The Human Rights Council pushed for the law because it wanted to prohibit consumer racism in stores — “shopping while black,” the pernicious practice of eyeing darker-skinned customers with greater suspicion as they browse a store, or disproportionately accusing them of shoplifting.

Thanks to the commission’s vote, we now know the Palm Beach County answer to one of the burning questions of 2015: What if a bakery declined to make a cake for a gay couple’s wedding? Under the ordinance, the bakery may be subject to litigation, as well a fine of up to $50,000 for multiple violations. The guiding principle: Store owners can’t choose their customers based on prejudice.
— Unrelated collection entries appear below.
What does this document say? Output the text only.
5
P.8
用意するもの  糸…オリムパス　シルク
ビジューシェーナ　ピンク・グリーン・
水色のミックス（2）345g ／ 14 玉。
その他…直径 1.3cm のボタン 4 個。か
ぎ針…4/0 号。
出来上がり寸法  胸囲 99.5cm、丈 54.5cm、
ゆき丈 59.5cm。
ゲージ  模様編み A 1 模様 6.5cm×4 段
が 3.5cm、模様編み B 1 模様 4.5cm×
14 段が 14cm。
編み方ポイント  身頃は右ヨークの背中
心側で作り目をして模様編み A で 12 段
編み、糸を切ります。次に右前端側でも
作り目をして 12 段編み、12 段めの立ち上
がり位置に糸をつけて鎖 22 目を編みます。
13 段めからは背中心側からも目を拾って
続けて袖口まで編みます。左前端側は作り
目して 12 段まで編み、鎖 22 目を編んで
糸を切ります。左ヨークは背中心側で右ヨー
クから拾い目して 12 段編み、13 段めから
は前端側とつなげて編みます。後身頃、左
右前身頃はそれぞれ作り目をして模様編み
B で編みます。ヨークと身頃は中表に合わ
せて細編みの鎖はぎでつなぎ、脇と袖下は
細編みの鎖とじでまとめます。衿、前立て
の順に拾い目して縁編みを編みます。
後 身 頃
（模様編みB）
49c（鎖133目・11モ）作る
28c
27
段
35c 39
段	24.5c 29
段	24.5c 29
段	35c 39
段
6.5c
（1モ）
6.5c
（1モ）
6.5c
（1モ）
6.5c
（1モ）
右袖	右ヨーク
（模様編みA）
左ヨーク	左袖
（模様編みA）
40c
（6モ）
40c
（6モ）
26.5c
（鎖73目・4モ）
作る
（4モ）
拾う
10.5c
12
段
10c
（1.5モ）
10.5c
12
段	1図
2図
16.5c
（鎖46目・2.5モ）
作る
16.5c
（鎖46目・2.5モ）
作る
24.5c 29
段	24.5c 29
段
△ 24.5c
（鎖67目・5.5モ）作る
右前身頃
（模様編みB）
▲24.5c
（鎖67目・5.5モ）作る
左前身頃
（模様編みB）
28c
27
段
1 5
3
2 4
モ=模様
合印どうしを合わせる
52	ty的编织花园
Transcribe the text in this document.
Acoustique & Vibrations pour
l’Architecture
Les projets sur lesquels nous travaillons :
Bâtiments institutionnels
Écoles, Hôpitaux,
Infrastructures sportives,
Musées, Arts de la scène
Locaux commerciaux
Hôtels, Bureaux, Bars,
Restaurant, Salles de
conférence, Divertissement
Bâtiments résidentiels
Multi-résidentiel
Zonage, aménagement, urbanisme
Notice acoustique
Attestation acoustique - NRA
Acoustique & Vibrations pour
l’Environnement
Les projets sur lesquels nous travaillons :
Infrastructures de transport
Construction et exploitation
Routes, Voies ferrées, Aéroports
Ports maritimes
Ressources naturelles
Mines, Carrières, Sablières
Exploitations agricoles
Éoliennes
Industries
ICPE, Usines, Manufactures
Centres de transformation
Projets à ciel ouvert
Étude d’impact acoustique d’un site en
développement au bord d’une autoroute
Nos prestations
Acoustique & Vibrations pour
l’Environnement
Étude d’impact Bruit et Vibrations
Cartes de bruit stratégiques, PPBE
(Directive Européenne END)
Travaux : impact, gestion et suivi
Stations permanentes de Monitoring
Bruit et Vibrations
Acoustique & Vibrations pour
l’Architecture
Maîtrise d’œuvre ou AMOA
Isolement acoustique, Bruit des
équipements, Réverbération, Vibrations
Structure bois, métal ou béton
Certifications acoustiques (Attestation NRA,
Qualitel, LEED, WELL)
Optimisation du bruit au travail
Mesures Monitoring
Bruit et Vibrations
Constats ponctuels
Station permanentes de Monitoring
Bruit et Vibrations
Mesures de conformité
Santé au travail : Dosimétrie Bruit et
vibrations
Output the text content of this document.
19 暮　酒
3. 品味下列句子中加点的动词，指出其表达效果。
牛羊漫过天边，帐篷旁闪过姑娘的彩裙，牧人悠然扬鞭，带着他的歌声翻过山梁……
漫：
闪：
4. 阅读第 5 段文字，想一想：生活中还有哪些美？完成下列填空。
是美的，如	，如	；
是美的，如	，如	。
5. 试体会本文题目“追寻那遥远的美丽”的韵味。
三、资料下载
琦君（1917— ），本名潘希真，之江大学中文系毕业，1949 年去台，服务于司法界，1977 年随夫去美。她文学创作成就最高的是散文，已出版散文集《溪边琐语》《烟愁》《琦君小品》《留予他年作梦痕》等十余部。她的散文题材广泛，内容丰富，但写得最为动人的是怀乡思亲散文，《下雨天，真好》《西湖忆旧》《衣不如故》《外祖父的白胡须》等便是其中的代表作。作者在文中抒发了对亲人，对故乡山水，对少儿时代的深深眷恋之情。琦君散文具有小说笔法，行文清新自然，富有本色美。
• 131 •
The expanded ordinance is welcome news to Discover The Palm Beaches, the county’s marketing organization for travel. Discover has made conscious efforts to attract LGBT (lesbian, gay, bisexual and transvestite) business, hosting travel writers who focus on that audience and encouraging the increasing popularity of Palm Beach-area locations for same-sex weddings since the U.S. Supreme Court’s ruling this summer.

“We want to showcase that our destination is inclusive for all visitors,” Jose Pesquera, president and CEO, told The Post Editorial Board. “We want everyone to feel completely welcome. Our brand promise is that ‘genuine hospitality is a way of life,’ and that’s more than just a catch phrase for us. Every guest, regardless of lifestyle, race or origin, is valued and respected.”

Tourism is Palm Beach County’s largest industry, with an economic impact last year of a record $7.3 billion, according to Discover The Palm Beaches. With this ordinance, the county will be doing good — and doing well — at the same time.